Something as simple as laying a towel over your windscreen can do the job just as well.
Use credit cards or a CD to clear frost
When you're in a rush and can't find the ice scraper, it's tempting to grab the next nearest item to hand.
Plenty of drivers turn to their trusty debit or credit card, a CD or even cooking utensils to de-ice their windscreen.
While this might seem like a nifty tricky, you're at risk of causing permanent damage.
Using household items can scratch the glass or damage the rubber seals at the edge, which could cost hundreds to fix.
Do make sure you clear your windscreen though, as setting off in your car with your vision obscured could get you a hefty fine of up to £1,000.
Switch your fog lights on when it's misty
On a misty morning it makes sense to switch your fog lights on, right?
Maybe not. If you switch your fog lights on when it's not necessary, you could be slapped with a £50 fine.
Fog lights should only be turned on when your visibility is less than 100 metres – that's about the length of a football pitch.
The Highway Code says your lights should not distract or dazzle other drivers, and having your bright fog lights on could do just this.

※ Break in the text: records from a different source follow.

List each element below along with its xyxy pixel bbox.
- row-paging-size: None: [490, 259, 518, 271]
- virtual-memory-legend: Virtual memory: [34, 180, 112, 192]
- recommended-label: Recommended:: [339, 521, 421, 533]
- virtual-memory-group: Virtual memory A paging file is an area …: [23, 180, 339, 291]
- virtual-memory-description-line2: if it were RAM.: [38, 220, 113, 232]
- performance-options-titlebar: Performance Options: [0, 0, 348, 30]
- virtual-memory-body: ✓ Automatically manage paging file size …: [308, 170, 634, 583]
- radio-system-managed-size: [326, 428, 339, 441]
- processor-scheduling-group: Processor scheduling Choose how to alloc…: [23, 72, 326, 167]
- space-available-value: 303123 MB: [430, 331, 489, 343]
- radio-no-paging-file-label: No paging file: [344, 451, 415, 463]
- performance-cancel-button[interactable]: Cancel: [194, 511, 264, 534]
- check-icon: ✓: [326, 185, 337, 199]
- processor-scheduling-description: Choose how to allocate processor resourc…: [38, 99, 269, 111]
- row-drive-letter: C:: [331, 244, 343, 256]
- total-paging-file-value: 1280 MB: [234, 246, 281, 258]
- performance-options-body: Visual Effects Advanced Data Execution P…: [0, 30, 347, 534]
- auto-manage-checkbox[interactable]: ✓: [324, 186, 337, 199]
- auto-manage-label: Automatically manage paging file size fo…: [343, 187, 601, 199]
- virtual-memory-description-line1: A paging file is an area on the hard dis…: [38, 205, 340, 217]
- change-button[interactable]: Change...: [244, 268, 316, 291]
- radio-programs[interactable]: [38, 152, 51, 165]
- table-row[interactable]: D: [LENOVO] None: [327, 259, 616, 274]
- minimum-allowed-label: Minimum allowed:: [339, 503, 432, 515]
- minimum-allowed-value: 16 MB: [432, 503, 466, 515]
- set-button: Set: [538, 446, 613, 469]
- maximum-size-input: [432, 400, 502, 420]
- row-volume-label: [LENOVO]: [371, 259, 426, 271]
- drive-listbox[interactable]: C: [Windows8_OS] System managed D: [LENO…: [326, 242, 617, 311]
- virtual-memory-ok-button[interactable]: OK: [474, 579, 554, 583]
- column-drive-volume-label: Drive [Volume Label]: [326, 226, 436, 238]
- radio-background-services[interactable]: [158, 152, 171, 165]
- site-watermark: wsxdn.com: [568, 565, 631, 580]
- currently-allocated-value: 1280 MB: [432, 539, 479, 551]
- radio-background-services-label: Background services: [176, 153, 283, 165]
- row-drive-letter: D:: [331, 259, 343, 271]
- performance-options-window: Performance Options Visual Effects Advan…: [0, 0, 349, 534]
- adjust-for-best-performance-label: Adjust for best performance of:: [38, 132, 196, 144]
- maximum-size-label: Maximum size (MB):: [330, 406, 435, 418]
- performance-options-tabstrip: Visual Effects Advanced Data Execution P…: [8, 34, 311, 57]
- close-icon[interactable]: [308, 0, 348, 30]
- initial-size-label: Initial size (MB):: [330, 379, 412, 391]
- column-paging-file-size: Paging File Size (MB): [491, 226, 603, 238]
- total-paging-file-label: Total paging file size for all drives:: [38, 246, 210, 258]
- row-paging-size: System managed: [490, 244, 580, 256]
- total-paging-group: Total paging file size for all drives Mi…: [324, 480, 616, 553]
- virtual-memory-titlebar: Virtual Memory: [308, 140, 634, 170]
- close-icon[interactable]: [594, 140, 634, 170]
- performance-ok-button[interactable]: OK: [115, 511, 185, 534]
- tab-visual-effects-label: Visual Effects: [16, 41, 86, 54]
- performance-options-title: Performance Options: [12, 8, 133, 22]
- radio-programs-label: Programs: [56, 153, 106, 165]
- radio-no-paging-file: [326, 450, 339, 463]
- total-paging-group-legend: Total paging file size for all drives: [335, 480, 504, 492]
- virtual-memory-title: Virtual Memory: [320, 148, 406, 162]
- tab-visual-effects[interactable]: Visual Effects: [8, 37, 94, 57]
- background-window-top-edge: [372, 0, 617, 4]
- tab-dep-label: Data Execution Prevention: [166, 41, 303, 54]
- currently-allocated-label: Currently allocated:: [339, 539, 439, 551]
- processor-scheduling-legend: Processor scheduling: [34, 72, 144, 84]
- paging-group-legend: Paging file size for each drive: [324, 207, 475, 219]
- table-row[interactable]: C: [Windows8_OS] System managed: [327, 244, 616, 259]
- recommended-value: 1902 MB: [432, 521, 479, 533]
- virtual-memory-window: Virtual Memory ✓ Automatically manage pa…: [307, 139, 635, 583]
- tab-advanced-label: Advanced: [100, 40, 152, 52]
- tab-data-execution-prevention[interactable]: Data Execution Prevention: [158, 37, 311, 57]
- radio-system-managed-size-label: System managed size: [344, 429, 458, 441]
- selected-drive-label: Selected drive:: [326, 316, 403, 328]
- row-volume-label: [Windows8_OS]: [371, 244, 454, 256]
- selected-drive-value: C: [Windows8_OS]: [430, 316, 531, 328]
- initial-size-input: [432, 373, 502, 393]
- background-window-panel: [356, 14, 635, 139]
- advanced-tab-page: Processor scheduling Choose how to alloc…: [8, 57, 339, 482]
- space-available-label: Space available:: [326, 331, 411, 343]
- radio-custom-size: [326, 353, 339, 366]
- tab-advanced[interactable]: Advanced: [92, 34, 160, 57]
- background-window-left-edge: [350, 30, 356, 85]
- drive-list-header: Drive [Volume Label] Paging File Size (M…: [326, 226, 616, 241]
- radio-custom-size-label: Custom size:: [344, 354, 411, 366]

Deflating tyres gives you better traction in the snow
Driving in icy or snowy conditions can be daunting and you might have heard advice that letting some of the air out of your tyres could help.
The theory behind this is that you're increasing the surface area of the tyre that's touching the road, giving you more control.
But this is not only false – it's dangerous and illegal.
Having your tyres at the wrong pressure will increase the wear and make a blowout more likely.
A properly inflated tyre will have better traction on the road, preventing skidding and letting you brake in good time.
For cars, the tread of your tyres – the grooves in the rubber – must be at least 1.6mm deep across three-quarters of the tyre’s width.
If your tyres wear down below this and you keep driving, you could receive a fine of up to £2,500 and three penalty points – per tyre.
If your car is stolen while it's left running, you're still covered
On a chilly morning, it's tempting to leave your car running while it's defrosting and head inside to keep warm.
But doing so not only puts you at risk of theft – it's actually illegal.
This is known as stationary idling and is an offence under section 42 of the Road Traffic Act 1988.
If you're caught, you could get an immediate £20 fine.
And leaving your car unattended could make it a target for theft.
If your car is stolen in this way, it is more than likely your insurance company will refuse to pay out on your loss, as you have invalidated your insurance by acting in a way which significantly increased the risk of your car being stolen.